È ai vertici delle classifiche delle vendite con il suo nuovo romanzo, Le perfezioni provvisorie (Sellerio 2010), e a noi fa particolarmente piacere perché è probabilmente il più famoso tra gli scrittori che hanno seguito corsi della Scuola Omero. Parliamo di Gianrico Carofiglio. Lo abbiamo incontrato durante la prima edizione di “Libri come”, nuova rassegna sull’editoria all’Auditorium di Roma, dove ha raccontato a Concita De Gregorio e agli spettatori della sala Sinopoli in che modo ispirazione e tecnica vanno a combinarsi in un libro di successo. Carofiglio, magistrato, scrittore e politico (figlio della scrittrice Enza Buono e fratello del regista, autore e illustratore Francesco Carofiglio), è magistrato dal 1986 e ha svolto fra l’altro le funzioni di Sostituto procuratore alla Direzione distrettuale antimafia di Bari, la sua città.
Come mai tanti magistrati si dedicano alla scrittura di romanzi?
I magistrati che scrivono sono forse più visibili, ma non sono poi così tanti, vengono semplicemente notati di più. Come in Parlamento, dove peraltro non superano l’1% del totale di deputati e senatori. C’è poi da dire che in Tribunale si ascoltano storie interessanti… uno scrittore ruba alla realtà: bisogna diffidare degli scrittori socievoli, sicuramente stanno pensando a come riutilizzare la conversazione in un romanzo!
Quanto ha influito la sua professione sul modo in cui scrive?
L’aver lavorato in magistratura ha fortemente condizionato sia l’impulso alla scrittura che il modo di scrivere. Ma ho pubblicato il primo romanzo (Testimone inconsapevole) solo alla soglia dei quarant’anni, nonostante raccontare storie fosse un’attività che mi attraeva sin da ragazzino. Per caso mi sono iscritto a giurisprudenza e sempre per caso mi sono dedicato ad una professione che mi è pure molto piaciuta, ma non so se a trasformarmi in scrittore sia stato il destino che ha sconfitto il diversivo oppure anche qui sia stato solo un fatto accidentale. Magari è come in Sliding doors (il fortunato film con Gwyneth Paltrow): ho solo attraversato una porta.
Perché ha scelto un avvocato come eroe dei suoi libri? Fra avvocati e magistrati non corre buon sangue…
Il personaggio di Guerrieri mi si è presentato da solo e, grazie a lui, io, Pubblico Ministero, ho potuto assumere un punto di vista diverso, opposto a quello consueto, per osservare con occhi nuovi un mondo che conoscevo già molto bene. Così non ho inventato nulla di inverosimile e nemmeno mi sono annoiato.

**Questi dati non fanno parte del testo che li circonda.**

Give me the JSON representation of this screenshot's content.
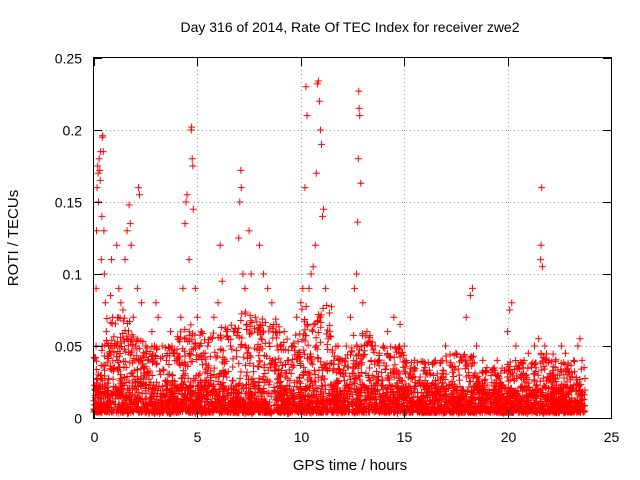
{
  "chart_data": {
    "type": "scatter",
    "title": "Day 316 of 2014, Rate Of TEC Index for receiver zwe2",
    "xlabel": "GPS time / hours",
    "ylabel": "ROTI / TECUs",
    "xlim": [
      0,
      25
    ],
    "ylim": [
      0,
      0.25
    ],
    "xticks": [
      0,
      5,
      10,
      15,
      20,
      25
    ],
    "yticks": [
      0,
      0.05,
      0.1,
      0.15,
      0.2,
      0.25
    ],
    "xtick_labels": [
      "0",
      "5",
      "10",
      "15",
      "20",
      "25"
    ],
    "ytick_labels": [
      "0",
      "0.05",
      "0.1",
      "0.15",
      "0.2",
      "0.25"
    ],
    "grid": true,
    "marker": "+",
    "color": "#ff0000",
    "series": [
      {
        "name": "ROTI",
        "points": [
          [
            0.0,
            0.012
          ],
          [
            0.05,
            0.02
          ],
          [
            0.1,
            0.05
          ],
          [
            0.1,
            0.09
          ],
          [
            0.12,
            0.13
          ],
          [
            0.15,
            0.16
          ],
          [
            0.18,
            0.175
          ],
          [
            0.2,
            0.17
          ],
          [
            0.22,
            0.15
          ],
          [
            0.25,
            0.18
          ],
          [
            0.28,
            0.172
          ],
          [
            0.3,
            0.165
          ],
          [
            0.32,
            0.185
          ],
          [
            0.35,
            0.11
          ],
          [
            0.38,
            0.14
          ],
          [
            0.4,
            0.195
          ],
          [
            0.42,
            0.196
          ],
          [
            0.45,
            0.185
          ],
          [
            0.48,
            0.13
          ],
          [
            0.5,
            0.1
          ],
          [
            0.55,
            0.08
          ],
          [
            0.6,
            0.06
          ],
          [
            0.7,
            0.05
          ],
          [
            0.8,
            0.085
          ],
          [
            0.85,
            0.11
          ],
          [
            0.9,
            0.07
          ],
          [
            1.0,
            0.05
          ],
          [
            1.1,
            0.12
          ],
          [
            1.2,
            0.09
          ],
          [
            1.3,
            0.08
          ],
          [
            1.4,
            0.075
          ],
          [
            1.5,
            0.11
          ],
          [
            1.6,
            0.13
          ],
          [
            1.7,
            0.148
          ],
          [
            1.75,
            0.135
          ],
          [
            1.8,
            0.12
          ],
          [
            1.9,
            0.07
          ],
          [
            2.0,
            0.05
          ],
          [
            2.1,
            0.09
          ],
          [
            2.15,
            0.16
          ],
          [
            2.2,
            0.155
          ],
          [
            2.3,
            0.08
          ],
          [
            2.5,
            0.05
          ],
          [
            2.6,
            0.04
          ],
          [
            2.8,
            0.06
          ],
          [
            3.0,
            0.08
          ],
          [
            3.1,
            0.07
          ],
          [
            3.3,
            0.05
          ],
          [
            3.5,
            0.04
          ],
          [
            3.7,
            0.06
          ],
          [
            3.9,
            0.045
          ],
          [
            4.0,
            0.04
          ],
          [
            4.2,
            0.07
          ],
          [
            4.3,
            0.09
          ],
          [
            4.4,
            0.135
          ],
          [
            4.45,
            0.15
          ],
          [
            4.5,
            0.155
          ],
          [
            4.6,
            0.11
          ],
          [
            4.7,
            0.2
          ],
          [
            4.72,
            0.202
          ],
          [
            4.75,
            0.18
          ],
          [
            4.78,
            0.175
          ],
          [
            4.8,
            0.145
          ],
          [
            4.9,
            0.09
          ],
          [
            5.0,
            0.07
          ],
          [
            5.2,
            0.06
          ],
          [
            5.5,
            0.05
          ],
          [
            5.8,
            0.07
          ],
          [
            6.0,
            0.08
          ],
          [
            6.1,
            0.12
          ],
          [
            6.2,
            0.095
          ],
          [
            6.4,
            0.06
          ],
          [
            6.6,
            0.05
          ],
          [
            6.8,
            0.06
          ],
          [
            7.0,
            0.125
          ],
          [
            7.05,
            0.15
          ],
          [
            7.1,
            0.172
          ],
          [
            7.12,
            0.16
          ],
          [
            7.2,
            0.1
          ],
          [
            7.3,
            0.09
          ],
          [
            7.5,
            0.13
          ],
          [
            7.6,
            0.1
          ],
          [
            7.8,
            0.07
          ],
          [
            8.0,
            0.12
          ],
          [
            8.2,
            0.1
          ],
          [
            8.4,
            0.09
          ],
          [
            8.6,
            0.08
          ],
          [
            8.8,
            0.06
          ],
          [
            9.0,
            0.05
          ],
          [
            9.2,
            0.06
          ],
          [
            9.4,
            0.04
          ],
          [
            9.6,
            0.05
          ],
          [
            9.8,
            0.07
          ],
          [
            10.0,
            0.08
          ],
          [
            10.1,
            0.09
          ],
          [
            10.2,
            0.16
          ],
          [
            10.25,
            0.23
          ],
          [
            10.3,
            0.21
          ],
          [
            10.4,
            0.09
          ],
          [
            10.5,
            0.1
          ],
          [
            10.6,
            0.105
          ],
          [
            10.7,
            0.12
          ],
          [
            10.75,
            0.17
          ],
          [
            10.8,
            0.232
          ],
          [
            10.85,
            0.234
          ],
          [
            10.9,
            0.22
          ],
          [
            10.95,
            0.2
          ],
          [
            11.0,
            0.19
          ],
          [
            11.05,
            0.14
          ],
          [
            11.1,
            0.145
          ],
          [
            11.2,
            0.09
          ],
          [
            11.4,
            0.06
          ],
          [
            11.6,
            0.04
          ],
          [
            11.8,
            0.05
          ],
          [
            12.0,
            0.04
          ],
          [
            12.2,
            0.05
          ],
          [
            12.4,
            0.07
          ],
          [
            12.6,
            0.09
          ],
          [
            12.7,
            0.1
          ],
          [
            12.75,
            0.136
          ],
          [
            12.78,
            0.18
          ],
          [
            12.8,
            0.227
          ],
          [
            12.82,
            0.215
          ],
          [
            12.85,
            0.21
          ],
          [
            12.9,
            0.163
          ],
          [
            13.0,
            0.08
          ],
          [
            13.2,
            0.06
          ],
          [
            13.4,
            0.04
          ],
          [
            13.6,
            0.05
          ],
          [
            13.8,
            0.045
          ],
          [
            14.0,
            0.05
          ],
          [
            14.2,
            0.06
          ],
          [
            14.5,
            0.07
          ],
          [
            14.8,
            0.065
          ],
          [
            15.0,
            0.05
          ],
          [
            15.5,
            0.04
          ],
          [
            16.0,
            0.035
          ],
          [
            16.5,
            0.04
          ],
          [
            17.0,
            0.05
          ],
          [
            17.5,
            0.045
          ],
          [
            17.8,
            0.04
          ],
          [
            18.0,
            0.07
          ],
          [
            18.2,
            0.085
          ],
          [
            18.3,
            0.09
          ],
          [
            18.5,
            0.05
          ],
          [
            18.8,
            0.04
          ],
          [
            19.0,
            0.035
          ],
          [
            19.5,
            0.04
          ],
          [
            20.0,
            0.06
          ],
          [
            20.1,
            0.075
          ],
          [
            20.2,
            0.08
          ],
          [
            20.4,
            0.05
          ],
          [
            20.8,
            0.04
          ],
          [
            21.0,
            0.045
          ],
          [
            21.3,
            0.05
          ],
          [
            21.5,
            0.055
          ],
          [
            21.6,
            0.11
          ],
          [
            21.62,
            0.12
          ],
          [
            21.65,
            0.16
          ],
          [
            21.68,
            0.105
          ],
          [
            21.8,
            0.05
          ],
          [
            22.0,
            0.04
          ],
          [
            22.3,
            0.035
          ],
          [
            22.6,
            0.05
          ],
          [
            22.8,
            0.045
          ],
          [
            23.0,
            0.03
          ],
          [
            23.2,
            0.04
          ],
          [
            23.4,
            0.05
          ],
          [
            23.5,
            0.055
          ],
          [
            23.6,
            0.04
          ],
          [
            23.7,
            0.035
          ]
        ],
        "density": [
          [
            0.0,
            0.5,
            0.05
          ],
          [
            0.5,
            1.0,
            0.075
          ],
          [
            1.0,
            2.0,
            0.07
          ],
          [
            2.0,
            3.0,
            0.055
          ],
          [
            3.0,
            4.0,
            0.05
          ],
          [
            4.0,
            5.0,
            0.065
          ],
          [
            5.0,
            6.0,
            0.06
          ],
          [
            6.0,
            7.0,
            0.065
          ],
          [
            7.0,
            8.0,
            0.075
          ],
          [
            8.0,
            9.0,
            0.07
          ],
          [
            9.0,
            10.0,
            0.06
          ],
          [
            10.0,
            11.5,
            0.08
          ],
          [
            11.5,
            12.5,
            0.05
          ],
          [
            12.5,
            13.5,
            0.06
          ],
          [
            13.5,
            15.0,
            0.05
          ],
          [
            15.0,
            17.0,
            0.04
          ],
          [
            17.0,
            18.5,
            0.045
          ],
          [
            18.5,
            20.0,
            0.035
          ],
          [
            20.0,
            21.5,
            0.04
          ],
          [
            21.5,
            22.5,
            0.045
          ],
          [
            22.5,
            23.75,
            0.04
          ]
        ]
      }
    ]
  }
}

I personaggi seriali, come Guerrieri, hanno una vita propria negli spazi fra un libro e l’altro oppure le loro vicende si svolgono tutte sulle pagine stampate?
Non lo so, forse ci sono le storie non raccontate. A me comunque Guerrieri è simpatico, ma cerco di tenerlo al suo posto perché non considero i quattro romanzi di cui è protagonista come separati, bensì un unico macroromanzo.
La sua città, Bari, è al centro di fatti giudiziari e di cronaca… che sta succedendo?
Le indagini funzionano bene e in questo momento Bari è una città interessante, tesa fra il non più e il non ancora. Ma è anche questione di saper vedere le cose.
Quante persone leggono i suoi manoscritti e le dicono che non funzionano?
Mia moglie, quando le mostrai parecchio fiero il primo racconto, disse che era molto brutto. Effettivamente poi capii cosa intendesse: non era scritto “male”, anzi, era pieno di esercizi di stile, ma così tanti che sembravano falsi. Spesso i passaggi più faticosi da tagliare nei romanzi riguardano quelli che allo scrittore piacciono di più. Ora sto preparando un piccolo libro, che uscirà ad ottobre, intitolato “La manutenzione delle parole”, una sorta di rieducazione ad un uso corretto del linguaggio.
Ora che è anche un politico, quanto spazio hanno le sue idee all’interno dei racconti?
Quando comincio a scrivere non ho una tesi da dimostrare o un’opinione precostituita, perché quello è il miglior modo di fare cattiva saggistica e pessima narrativa. Nel momento in cui do avvio ad una storia non ho che due personaggi e il loro incontro; soltanto alla fine ne scopro il senso. Scrivere una storia bella è quello che mi interessa di più. Non mi importa se il libro avrà successo o meno, sono un po’ come un calciatore strapagato su un campo di pallone: lì, lui pensa solo a segnare.